Truly if the rest of us had nobility enough to treat one another's failings with sympathy and understanding, there would be few tragedies for us in our human lives, except the inevitable tragedies of nature.

The way in which these two friends instead of turning away from him instantly turned toward him, sparing not themselves that they might rescue him from what now might swiftly and easily be utter ruin – this most human touch of most human nobleness wrought in him a revelation and a revolution.

On one day he had gone to the end of the long path of temptation: there was relief in that even. And on the next what is finest in human nature had come to his rescue. And both of these things changed him. Every day since had been changing him. The unlifted shadow that had overlain the landscape of his life had begun to break up into moving shadows traversed by rifts of light: a ravishing greenness began to reappear in the world. That old irremovable obstruction across his road had been withdrawn: once again there was a clear path and single vision.

But the sower may become a new character; the growth of what he has sowed must go on. And the doctor with a vision clarified and corrected now saw thriving everywhere around him young plants the germs of which he had so long been scattering.
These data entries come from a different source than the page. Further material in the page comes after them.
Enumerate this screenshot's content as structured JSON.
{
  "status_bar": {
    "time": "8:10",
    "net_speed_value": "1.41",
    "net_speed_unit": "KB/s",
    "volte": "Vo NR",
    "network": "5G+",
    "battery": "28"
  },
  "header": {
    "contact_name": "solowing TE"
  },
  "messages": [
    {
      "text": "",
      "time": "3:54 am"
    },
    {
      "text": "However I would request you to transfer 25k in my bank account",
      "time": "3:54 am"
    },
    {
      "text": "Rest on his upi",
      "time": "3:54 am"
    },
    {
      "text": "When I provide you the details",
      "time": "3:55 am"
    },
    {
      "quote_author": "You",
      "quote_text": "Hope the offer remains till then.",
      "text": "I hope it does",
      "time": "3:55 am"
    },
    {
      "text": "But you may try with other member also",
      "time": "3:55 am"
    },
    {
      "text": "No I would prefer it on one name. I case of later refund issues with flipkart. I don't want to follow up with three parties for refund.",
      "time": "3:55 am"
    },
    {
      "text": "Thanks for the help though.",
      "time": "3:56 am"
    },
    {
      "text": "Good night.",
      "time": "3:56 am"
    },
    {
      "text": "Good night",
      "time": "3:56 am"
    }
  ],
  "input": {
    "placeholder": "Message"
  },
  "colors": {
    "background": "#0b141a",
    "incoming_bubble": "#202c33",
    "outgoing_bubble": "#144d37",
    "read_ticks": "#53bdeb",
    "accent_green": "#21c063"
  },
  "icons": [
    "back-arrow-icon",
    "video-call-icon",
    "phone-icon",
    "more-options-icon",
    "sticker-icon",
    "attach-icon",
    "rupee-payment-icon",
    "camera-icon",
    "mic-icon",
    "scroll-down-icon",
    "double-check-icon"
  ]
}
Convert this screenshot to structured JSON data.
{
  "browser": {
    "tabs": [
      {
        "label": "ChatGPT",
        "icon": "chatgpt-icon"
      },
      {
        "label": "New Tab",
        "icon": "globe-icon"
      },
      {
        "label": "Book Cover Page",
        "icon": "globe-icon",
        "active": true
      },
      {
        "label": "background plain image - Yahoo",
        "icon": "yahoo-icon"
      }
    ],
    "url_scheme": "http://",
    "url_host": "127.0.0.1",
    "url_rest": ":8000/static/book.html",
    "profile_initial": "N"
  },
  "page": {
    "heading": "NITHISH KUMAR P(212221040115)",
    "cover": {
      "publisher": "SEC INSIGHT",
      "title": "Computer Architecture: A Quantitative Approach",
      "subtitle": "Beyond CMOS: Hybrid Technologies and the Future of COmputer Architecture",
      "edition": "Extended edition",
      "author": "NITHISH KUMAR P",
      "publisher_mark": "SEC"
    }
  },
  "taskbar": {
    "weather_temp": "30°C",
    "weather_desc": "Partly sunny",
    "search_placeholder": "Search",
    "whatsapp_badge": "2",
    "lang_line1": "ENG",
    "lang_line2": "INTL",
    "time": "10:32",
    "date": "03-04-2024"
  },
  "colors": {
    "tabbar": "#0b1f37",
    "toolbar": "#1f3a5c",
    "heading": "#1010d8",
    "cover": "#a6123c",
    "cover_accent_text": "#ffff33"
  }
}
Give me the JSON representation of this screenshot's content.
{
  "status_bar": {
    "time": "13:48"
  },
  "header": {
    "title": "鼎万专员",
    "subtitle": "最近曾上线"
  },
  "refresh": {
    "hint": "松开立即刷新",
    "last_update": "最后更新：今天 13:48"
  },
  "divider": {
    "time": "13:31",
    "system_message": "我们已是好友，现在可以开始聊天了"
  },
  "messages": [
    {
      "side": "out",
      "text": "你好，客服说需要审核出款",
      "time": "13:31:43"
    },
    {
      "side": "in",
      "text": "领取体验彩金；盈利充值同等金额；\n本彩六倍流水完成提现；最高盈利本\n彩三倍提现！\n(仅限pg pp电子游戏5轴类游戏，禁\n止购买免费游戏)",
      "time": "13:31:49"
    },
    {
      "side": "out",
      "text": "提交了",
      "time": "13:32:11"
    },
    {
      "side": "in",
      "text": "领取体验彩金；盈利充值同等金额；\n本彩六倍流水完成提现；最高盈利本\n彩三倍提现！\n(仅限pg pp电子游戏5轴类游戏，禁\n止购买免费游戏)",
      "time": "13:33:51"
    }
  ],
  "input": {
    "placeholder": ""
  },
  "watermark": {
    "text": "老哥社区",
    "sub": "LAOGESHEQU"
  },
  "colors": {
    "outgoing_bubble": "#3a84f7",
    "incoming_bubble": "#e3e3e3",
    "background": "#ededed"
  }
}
A farmer might from a field by dint of infinite patience and searching recover every seed that he had thrown forth; but as well might he try to gather back a shower of raindrops from dry clods.

And as the doctor sat in his library that morning with this final announcement to him of how things sown were growing in the nature of his little boy, it seemed to him the moment to call upon Nature for a settlement – Nature who never fails to collect a bill, but who never pays one. And sitting there with the whole subject before him as a physician studying his own case, he asked of Nature whether without any will of his own she had not started him in life with too great susceptibility to the power of suggestion. Far back when his character was being moulded, had not Nature seen to it that wrong suggestions were sown in him? Had not all his trouble started there? Was not he harvesting what he had not scattered? This immeasurable power of suggestion, this new mystery which innumerable minds were now trying to fathom, to govern, to apply. This fresh field of research for his own science of medicine – this wounding and this healing, this waylaying and misleading, by suggestion. This plan of Nature that no human being should escape it, that it should be the very ether which all must breathe.

Meantime out of doors the face of Nature had rapidly changed; his forecast of early morning had been fulfilled: the wind had died down, clouds had overspread the sky, and it was snowing rapidly. On turnpike and lane and crossroads there was falling the dry snow of true winter when there is sleighing.